I tried to add UCX_IB_SL=<service level>
into my cmd, and the whole cmd is as follows:
mpirun -np 2 -H 10.10.10.4:1,10.10.10.6:1 -bind-to none -map-by slot -mca btl self --mca pml ucx -x LD_LIBRARY_PATH -x PATH -x HOROVOD_MPI_THREADS_DISABLE=1 -x UCX_NET_DEVICES=mlx4_0:2 -x UCX_IB_SL=2 <my application>
but no RDMA traffic was found in the specify switch queue.
I have tested with ib_write_bw 10.10.10.6 -d mlx4_0 -i 2 -x 2 -S 2 --report_gbits -D 10
to verify that the mapping is correct. (Yes, I found RDMA traffic in switch queue 2 with this cmd).
I wonder if UCX_IB_SL=<service level>
can apply to RoCEv1, instead of InfiniBand or RoCEv2?
@wangshuaizs could you pls check whether it was applied by running:
UCX_IB_SL=2 ucx_info -fc
it should be (UCX_RC_VERBS_SL=2
):
#
# IB Service Level / RoCEv2 Ethernet Priority.
#
#
# syntax: unsigned integer
# inherits: UCX_RC_SL, UCX_IB_SL
#
UCX_RC_VERBS_SL=2
thank you!
@wangshuaizs, plz set also UCX_IB_GID_INDEX=2 (which will select proper gid index, like you do in your ib_write_bw cmd)
@brminich @dmitrygladkov thank you.
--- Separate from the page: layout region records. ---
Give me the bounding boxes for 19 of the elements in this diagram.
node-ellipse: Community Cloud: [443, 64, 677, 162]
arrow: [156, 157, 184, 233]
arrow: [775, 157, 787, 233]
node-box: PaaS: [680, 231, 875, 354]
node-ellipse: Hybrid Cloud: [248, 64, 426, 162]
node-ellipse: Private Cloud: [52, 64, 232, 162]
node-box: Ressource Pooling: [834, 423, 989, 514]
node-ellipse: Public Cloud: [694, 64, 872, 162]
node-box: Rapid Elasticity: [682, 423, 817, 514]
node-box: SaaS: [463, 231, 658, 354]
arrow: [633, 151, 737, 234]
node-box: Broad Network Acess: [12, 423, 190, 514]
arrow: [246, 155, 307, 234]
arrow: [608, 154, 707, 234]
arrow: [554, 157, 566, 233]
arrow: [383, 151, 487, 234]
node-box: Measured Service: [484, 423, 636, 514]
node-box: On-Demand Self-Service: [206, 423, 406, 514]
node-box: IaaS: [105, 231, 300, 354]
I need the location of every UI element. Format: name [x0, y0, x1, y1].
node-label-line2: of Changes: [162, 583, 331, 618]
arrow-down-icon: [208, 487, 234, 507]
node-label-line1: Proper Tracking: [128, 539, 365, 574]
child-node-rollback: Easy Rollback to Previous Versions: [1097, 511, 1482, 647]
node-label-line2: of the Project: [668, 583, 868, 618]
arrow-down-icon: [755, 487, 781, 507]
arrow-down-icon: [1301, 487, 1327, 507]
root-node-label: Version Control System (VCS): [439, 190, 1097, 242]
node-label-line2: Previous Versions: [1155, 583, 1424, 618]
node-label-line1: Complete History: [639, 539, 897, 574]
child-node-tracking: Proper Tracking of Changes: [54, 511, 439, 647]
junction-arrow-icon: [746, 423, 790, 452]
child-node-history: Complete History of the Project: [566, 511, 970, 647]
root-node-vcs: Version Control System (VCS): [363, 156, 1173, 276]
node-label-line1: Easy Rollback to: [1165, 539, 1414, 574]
After adding `UCX_IB_GID_INDEX
, it worked! So I will close this issue. Thank you again!
@brminich @dmitrygladkov Is this worth adding to https://www.open-mpi.org/faq/?
@jsquyres makes sense to me Looks like https://www.open-mpi.org/faq/?category=openfabrics#ompi-over-roce-ucx-pml q. 46 is applicable for this information
@yosefe wdyt? should I update OMPI FAQ (RoCE over UCX PML - q.46) to mention this fact?
Thank you for taking the time to submit an issue!
Background information
What version of Open MPI are you using? (e.g., v1.10.3, v2.1.0, git branch name and hash, etc.)
v4.0.0
Describe how Open MPI was installed (e.g., from a source/distribution tarball, from a git clone, from an operating system distribution package, etc.)
from a source/distribution tarball
Question:
Hi, I installed Open MPI v4.0.0 with UCX v1.6.0. I have Mellanox ConnectX-3 NIC, which can run TCP and RoCE v1. I want to run a mpi application on two nodes with RoCE v1. I trie to find the solution on how to run RoCE v1 with specified service level, but only solutions based on
openib
was found. So, I want to ask how to specify service level with UCX when running RoCE v1?